The earliest extant religious vestiges in Tamil Nadu are the famous Jain caves scattered throughout the region, which were once the dwelling places of several Jaina monks. Found in some of the hills in Tirunelveli, Madurai, Pudukottai, Periyar, Trichy, South Arcot and North Arcot districts, these caverns are set amidst picturesque surroundings and provided ideal conditions for the monks to spend their lives in splendid isolation, so that they could engage in contemplation and religious pursuits.
The Caves in Tamil Nadu are considered important because they are among the earliest lithic monuments in these regions. They contain the earliest epigraphic records in Brahmi script, assigned to a period from 2nd century BC to 3rd or 4th century AD and above all, they provide authentic evidence of the early spread of Jainism in Tamil Nadu.

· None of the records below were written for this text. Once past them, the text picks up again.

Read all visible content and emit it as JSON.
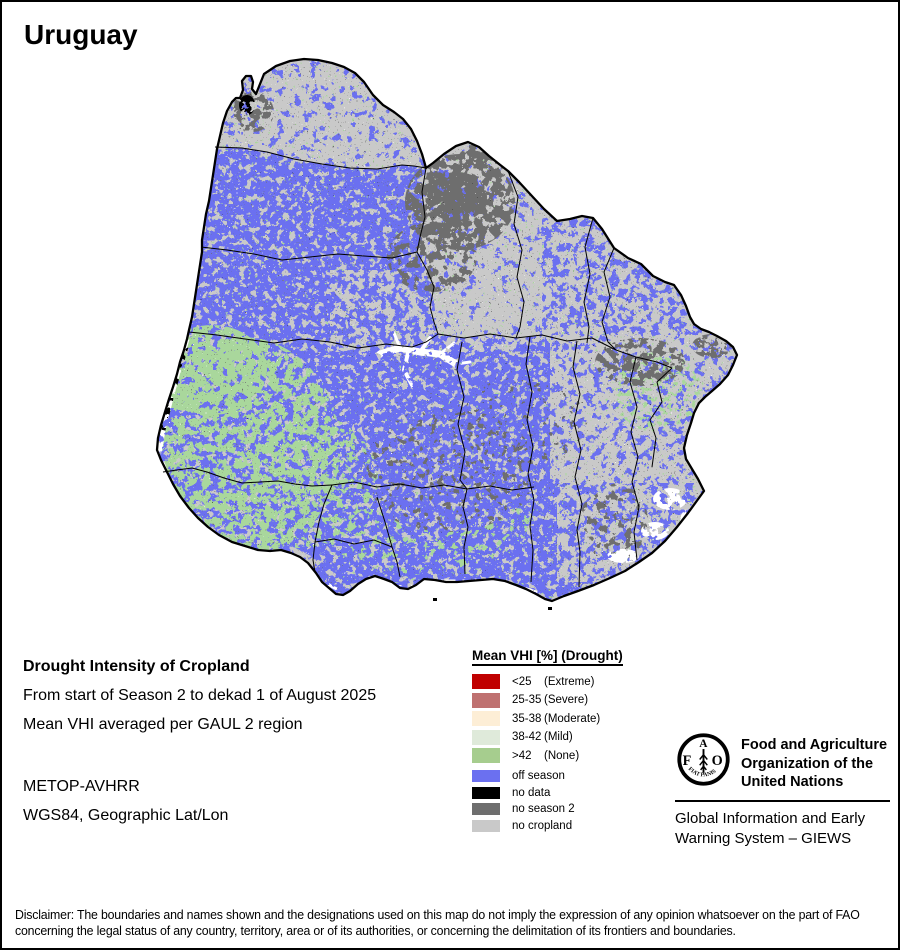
{
  "title": "Uruguay",
  "info": {
    "heading": "Drought Intensity of Cropland",
    "period": "From start of Season 2 to dekad 1 of August 2025",
    "aggregation": "Mean VHI averaged per GAUL 2 region",
    "sensor": "METOP-AVHRR",
    "projection": "WGS84, Geographic Lat/Lon"
  },
  "legend": {
    "title": "Mean VHI [%] (Drought)",
    "drought_classes": [
      {
        "range": "<25",
        "label": "(Extreme)",
        "color": "#c00000"
      },
      {
        "range": "25-35",
        "label": "(Severe)",
        "color": "#bf7170"
      },
      {
        "range": "35-38",
        "label": "(Moderate)",
        "color": "#fdeed6"
      },
      {
        "range": "38-42",
        "label": "(Mild)",
        "color": "#dfeada"
      },
      {
        "range": ">42",
        "label": "(None)",
        "color": "#a6cd8e"
      }
    ],
    "season_classes": [
      {
        "label": "off season",
        "color": "#6b70f0"
      },
      {
        "label": "no data",
        "color": "#000000"
      },
      {
        "label": "no season 2",
        "color": "#6e6e6e"
      },
      {
        "label": "no cropland",
        "color": "#c9c9c9"
      }
    ]
  },
  "fao": {
    "org_name_lines": [
      "Food and Agriculture",
      "Organization of the",
      "United Nations"
    ],
    "giews_lines": [
      "Global Information and Early",
      "Warning System – GIEWS"
    ],
    "logo": {
      "f": "F",
      "a": "A",
      "o": "O",
      "motto": "FIAT PANIS"
    }
  },
  "disclaimer": {
    "line1": "Disclaimer: The boundaries and names shown and the designations used on this map do not imply the expression of any opinion whatsoever on the part of FAO",
    "line2": "concerning the legal status of any country, territory, area or of its authorities, or concerning the delimitation of its frontiers and boundaries."
  },
  "map": {
    "region": "Uruguay",
    "colors": {
      "off_season": "#6b70f0",
      "no_cropland": "#c9c9c9",
      "no_season2": "#6e6e6e",
      "vhi_none_green": "#a9d79c",
      "no_data_black": "#000000",
      "water_white": "#ffffff"
    }
  }
}
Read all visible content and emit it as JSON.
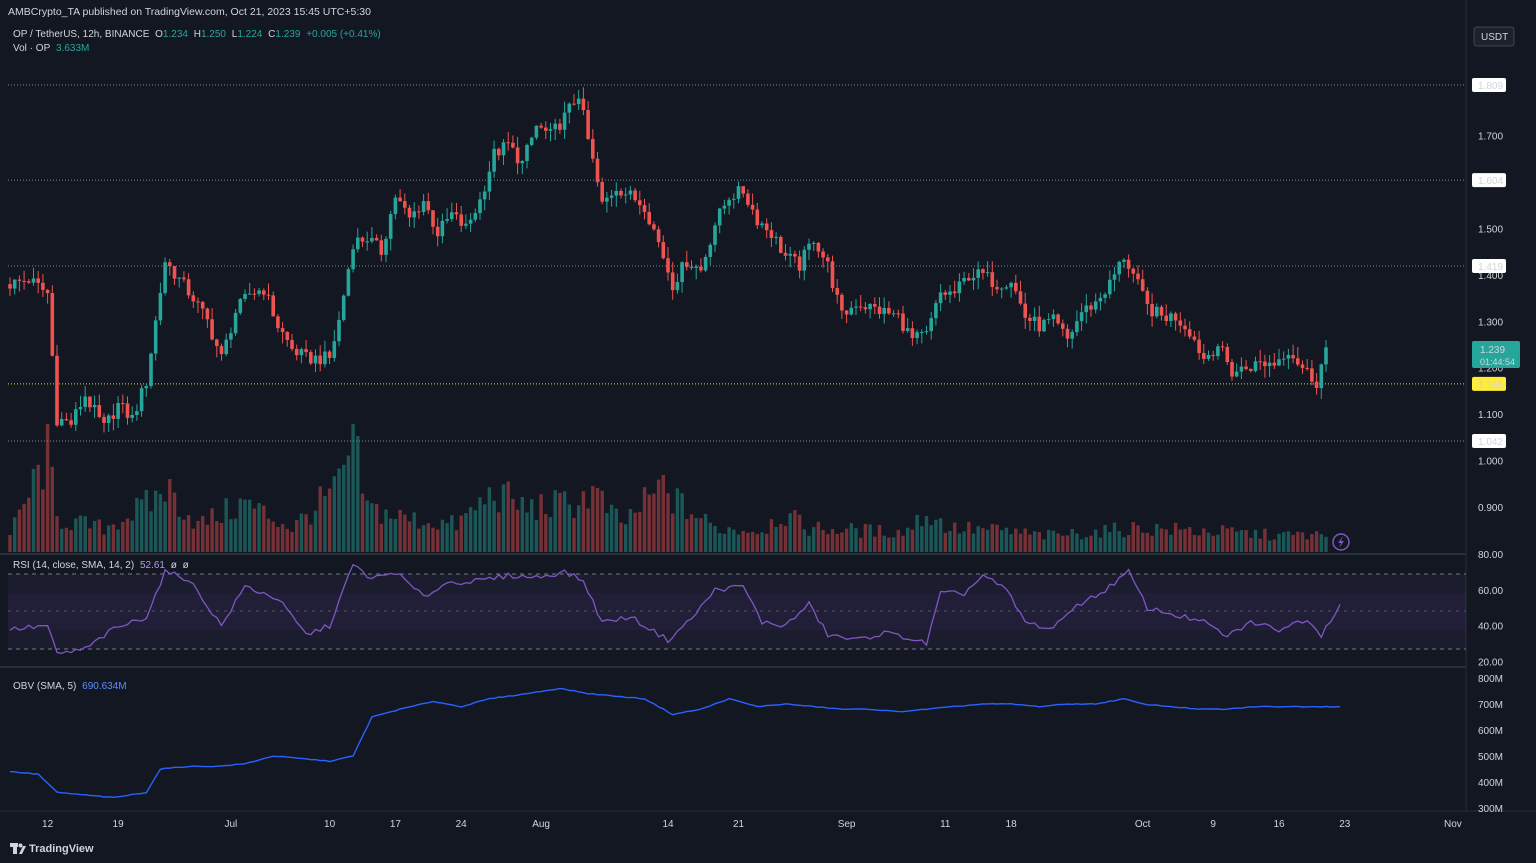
{
  "publisher": "AMBCrypto_TA published on TradingView.com, Oct 21, 2023 15:45 UTC+5:30",
  "symbol_line": {
    "symbol": "OP / TetherUS, 12h, BINANCE",
    "o_label": "O",
    "o": "1.234",
    "h_label": "H",
    "h": "1.250",
    "l_label": "L",
    "l": "1.224",
    "c_label": "C",
    "c": "1.239",
    "change": "+0.005 (+0.41%)"
  },
  "vol_line": {
    "label": "Vol · OP",
    "value": "3.633M"
  },
  "rsi_line": {
    "label": "RSI (14, close, SMA, 14, 2)",
    "value": "52.61",
    "extra1": "ø",
    "extra2": "ø"
  },
  "obv_line": {
    "label": "OBV (SMA, 5)",
    "value": "690.634M"
  },
  "currency_badge": "USDT",
  "last_price": {
    "value": "1.239",
    "countdown": "01:44:54"
  },
  "brand": "TradingView",
  "colors": {
    "background": "#131722",
    "up": "#26a69a",
    "down": "#ef5350",
    "rsi": "#7e57c2",
    "obv": "#2962ff",
    "support_highlight": "#ffeb3b"
  },
  "chart_data": [
    {
      "type": "candlestick",
      "title": "OP / TetherUS, 12h, BINANCE",
      "x_ticks": [
        "12",
        "19",
        "Jul",
        "10",
        "17",
        "24",
        "Aug",
        "14",
        "21",
        "Sep",
        "11",
        "18",
        "Oct",
        "9",
        "16",
        "23",
        "Nov"
      ],
      "y_ticks": [
        "1.700",
        "1.600",
        "1.500",
        "1.400",
        "1.300",
        "1.200",
        "1.100",
        "1.000",
        "0.900"
      ],
      "ylim": [
        0.83,
        1.9
      ],
      "horizontal_levels": [
        {
          "value": 1.809,
          "label": "1.809"
        },
        {
          "value": 1.604,
          "label": "1.604"
        },
        {
          "value": 1.419,
          "label": "1.419"
        },
        {
          "value": 1.165,
          "label": "1.165",
          "highlight": true
        },
        {
          "value": 1.042,
          "label": "1.042"
        }
      ],
      "price_path": [
        [
          0,
          1.38
        ],
        [
          4,
          1.39
        ],
        [
          8,
          1.36
        ],
        [
          10,
          1.09
        ],
        [
          13,
          1.08
        ],
        [
          16,
          1.14
        ],
        [
          20,
          1.07
        ],
        [
          23,
          1.12
        ],
        [
          26,
          1.09
        ],
        [
          29,
          1.17
        ],
        [
          33,
          1.43
        ],
        [
          36,
          1.39
        ],
        [
          39,
          1.35
        ],
        [
          42,
          1.3
        ],
        [
          45,
          1.22
        ],
        [
          48,
          1.32
        ],
        [
          51,
          1.36
        ],
        [
          54,
          1.37
        ],
        [
          57,
          1.29
        ],
        [
          60,
          1.24
        ],
        [
          63,
          1.22
        ],
        [
          66,
          1.22
        ],
        [
          68,
          1.22
        ],
        [
          70,
          1.3
        ],
        [
          73,
          1.47
        ],
        [
          76,
          1.48
        ],
        [
          79,
          1.45
        ],
        [
          82,
          1.57
        ],
        [
          85,
          1.52
        ],
        [
          88,
          1.56
        ],
        [
          91,
          1.49
        ],
        [
          94,
          1.53
        ],
        [
          97,
          1.5
        ],
        [
          100,
          1.56
        ],
        [
          103,
          1.66
        ],
        [
          106,
          1.68
        ],
        [
          109,
          1.64
        ],
        [
          112,
          1.72
        ],
        [
          115,
          1.7
        ],
        [
          118,
          1.74
        ],
        [
          121,
          1.79
        ],
        [
          123,
          1.69
        ],
        [
          126,
          1.55
        ],
        [
          129,
          1.59
        ],
        [
          132,
          1.57
        ],
        [
          135,
          1.55
        ],
        [
          138,
          1.47
        ],
        [
          141,
          1.38
        ],
        [
          144,
          1.43
        ],
        [
          147,
          1.41
        ],
        [
          150,
          1.51
        ],
        [
          153,
          1.57
        ],
        [
          156,
          1.58
        ],
        [
          159,
          1.52
        ],
        [
          162,
          1.49
        ],
        [
          165,
          1.44
        ],
        [
          168,
          1.42
        ],
        [
          171,
          1.48
        ],
        [
          174,
          1.42
        ],
        [
          177,
          1.31
        ],
        [
          180,
          1.34
        ],
        [
          183,
          1.33
        ],
        [
          186,
          1.32
        ],
        [
          189,
          1.31
        ],
        [
          192,
          1.26
        ],
        [
          195,
          1.27
        ],
        [
          198,
          1.36
        ],
        [
          201,
          1.36
        ],
        [
          204,
          1.4
        ],
        [
          207,
          1.4
        ],
        [
          210,
          1.38
        ],
        [
          213,
          1.39
        ],
        [
          216,
          1.31
        ],
        [
          219,
          1.29
        ],
        [
          222,
          1.3
        ],
        [
          225,
          1.26
        ],
        [
          228,
          1.32
        ],
        [
          231,
          1.34
        ],
        [
          234,
          1.38
        ],
        [
          237,
          1.44
        ],
        [
          239,
          1.4
        ],
        [
          242,
          1.33
        ],
        [
          245,
          1.31
        ],
        [
          248,
          1.31
        ],
        [
          251,
          1.28
        ],
        [
          254,
          1.22
        ],
        [
          257,
          1.25
        ],
        [
          260,
          1.19
        ],
        [
          263,
          1.2
        ],
        [
          266,
          1.21
        ],
        [
          269,
          1.21
        ],
        [
          272,
          1.24
        ],
        [
          275,
          1.2
        ],
        [
          278,
          1.17
        ],
        [
          280,
          1.24
        ]
      ],
      "volume_ylim": [
        0,
        100
      ],
      "volume_path": [
        [
          0,
          15
        ],
        [
          8,
          90
        ],
        [
          10,
          30
        ],
        [
          20,
          22
        ],
        [
          30,
          45
        ],
        [
          33,
          60
        ],
        [
          40,
          25
        ],
        [
          50,
          45
        ],
        [
          60,
          22
        ],
        [
          70,
          60
        ],
        [
          73,
          100
        ],
        [
          76,
          40
        ],
        [
          85,
          30
        ],
        [
          95,
          25
        ],
        [
          103,
          55
        ],
        [
          110,
          40
        ],
        [
          120,
          45
        ],
        [
          124,
          55
        ],
        [
          130,
          25
        ],
        [
          139,
          60
        ],
        [
          142,
          45
        ],
        [
          150,
          22
        ],
        [
          160,
          20
        ],
        [
          164,
          35
        ],
        [
          170,
          22
        ],
        [
          180,
          20
        ],
        [
          190,
          18
        ],
        [
          195,
          35
        ],
        [
          200,
          22
        ],
        [
          210,
          20
        ],
        [
          220,
          15
        ],
        [
          230,
          18
        ],
        [
          240,
          22
        ],
        [
          250,
          20
        ],
        [
          260,
          18
        ],
        [
          270,
          15
        ],
        [
          276,
          16
        ],
        [
          280,
          14
        ]
      ]
    },
    {
      "type": "line",
      "title": "RSI (14, close, SMA, 14, 2)",
      "y_ticks": [
        "80.00",
        "60.00",
        "40.00",
        "20.00"
      ],
      "ylim": [
        20,
        80
      ],
      "bands": [
        70,
        50,
        30
      ],
      "series": [
        {
          "name": "RSI",
          "values": [
            [
              0,
              38
            ],
            [
              8,
              40
            ],
            [
              10,
              24
            ],
            [
              16,
              27
            ],
            [
              22,
              38
            ],
            [
              29,
              45
            ],
            [
              33,
              70
            ],
            [
              38,
              66
            ],
            [
              45,
              40
            ],
            [
              50,
              62
            ],
            [
              57,
              55
            ],
            [
              63,
              35
            ],
            [
              68,
              40
            ],
            [
              73,
              74
            ],
            [
              77,
              66
            ],
            [
              82,
              70
            ],
            [
              88,
              56
            ],
            [
              93,
              64
            ],
            [
              100,
              65
            ],
            [
              106,
              68
            ],
            [
              112,
              67
            ],
            [
              118,
              70
            ],
            [
              122,
              65
            ],
            [
              126,
              42
            ],
            [
              132,
              45
            ],
            [
              140,
              32
            ],
            [
              145,
              44
            ],
            [
              150,
              60
            ],
            [
              156,
              62
            ],
            [
              160,
              42
            ],
            [
              165,
              40
            ],
            [
              170,
              52
            ],
            [
              174,
              35
            ],
            [
              180,
              32
            ],
            [
              186,
              36
            ],
            [
              190,
              34
            ],
            [
              195,
              30
            ],
            [
              198,
              58
            ],
            [
              203,
              58
            ],
            [
              207,
              68
            ],
            [
              212,
              60
            ],
            [
              216,
              42
            ],
            [
              222,
              38
            ],
            [
              226,
              50
            ],
            [
              232,
              58
            ],
            [
              238,
              70
            ],
            [
              242,
              50
            ],
            [
              248,
              46
            ],
            [
              254,
              42
            ],
            [
              259,
              34
            ],
            [
              264,
              42
            ],
            [
              270,
              38
            ],
            [
              276,
              44
            ],
            [
              279,
              35
            ],
            [
              283,
              52
            ]
          ]
        }
      ]
    },
    {
      "type": "line",
      "title": "OBV (SMA, 5)",
      "y_ticks": [
        "800M",
        "700M",
        "600M",
        "500M",
        "400M",
        "300M"
      ],
      "ylim": [
        300,
        800
      ],
      "series": [
        {
          "name": "OBV",
          "values": [
            [
              0,
              440
            ],
            [
              6,
              430
            ],
            [
              10,
              360
            ],
            [
              16,
              350
            ],
            [
              22,
              340
            ],
            [
              29,
              360
            ],
            [
              32,
              450
            ],
            [
              38,
              460
            ],
            [
              44,
              460
            ],
            [
              50,
              470
            ],
            [
              56,
              500
            ],
            [
              62,
              490
            ],
            [
              68,
              480
            ],
            [
              73,
              500
            ],
            [
              77,
              650
            ],
            [
              83,
              680
            ],
            [
              90,
              710
            ],
            [
              96,
              690
            ],
            [
              102,
              720
            ],
            [
              110,
              740
            ],
            [
              117,
              760
            ],
            [
              123,
              740
            ],
            [
              129,
              730
            ],
            [
              135,
              720
            ],
            [
              141,
              660
            ],
            [
              147,
              680
            ],
            [
              153,
              720
            ],
            [
              159,
              690
            ],
            [
              165,
              700
            ],
            [
              171,
              690
            ],
            [
              177,
              680
            ],
            [
              183,
              680
            ],
            [
              189,
              670
            ],
            [
              195,
              680
            ],
            [
              201,
              690
            ],
            [
              207,
              700
            ],
            [
              213,
              700
            ],
            [
              219,
              690
            ],
            [
              225,
              700
            ],
            [
              231,
              700
            ],
            [
              237,
              720
            ],
            [
              241,
              700
            ],
            [
              247,
              690
            ],
            [
              253,
              680
            ],
            [
              259,
              680
            ],
            [
              265,
              690
            ],
            [
              271,
              690
            ],
            [
              276,
              690
            ],
            [
              283,
              690
            ]
          ]
        }
      ]
    }
  ]
}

These monuments caves contain engravings of the names of the monks who lived here and the men who carved them.
The natural caverns were made suitable for habitation by cutting stone beds in them. The beds were chiseled smooth with one side raised a little to serve as headrest. The upper portions of the caves were cut in such a way as to prevent rainwater from flowing into the cave shelters. Sometimes, the caves had some structural additions built in front of them, in the form of thatched roofs supported by wooden poles. These caves were mostly located near springs of water so that the basic needs of the ascetics were well-met.
Most of the caves at Tamil Nadu are located in and around Madurai. There are about twenty-six caves in places like Anaimalai, Alagarmalai, Arittapatti, Tiruparankundram, Muttupatti, Vikramangalam, Karungalakkudi, Kilavalau, Kongarpuliyankulam, Mankulam, Tiruvatavur and Varichiyur. Trichy district has caves at Pugalur, Sivayam and Trichy Rock Fort. South Arcot too has three caves at Jambai, Paraiyanpattu and Tirunatharkunru.
Most of the caves being located near Madurai, they are easily accessible because Madurai is well connected by air, rail and road.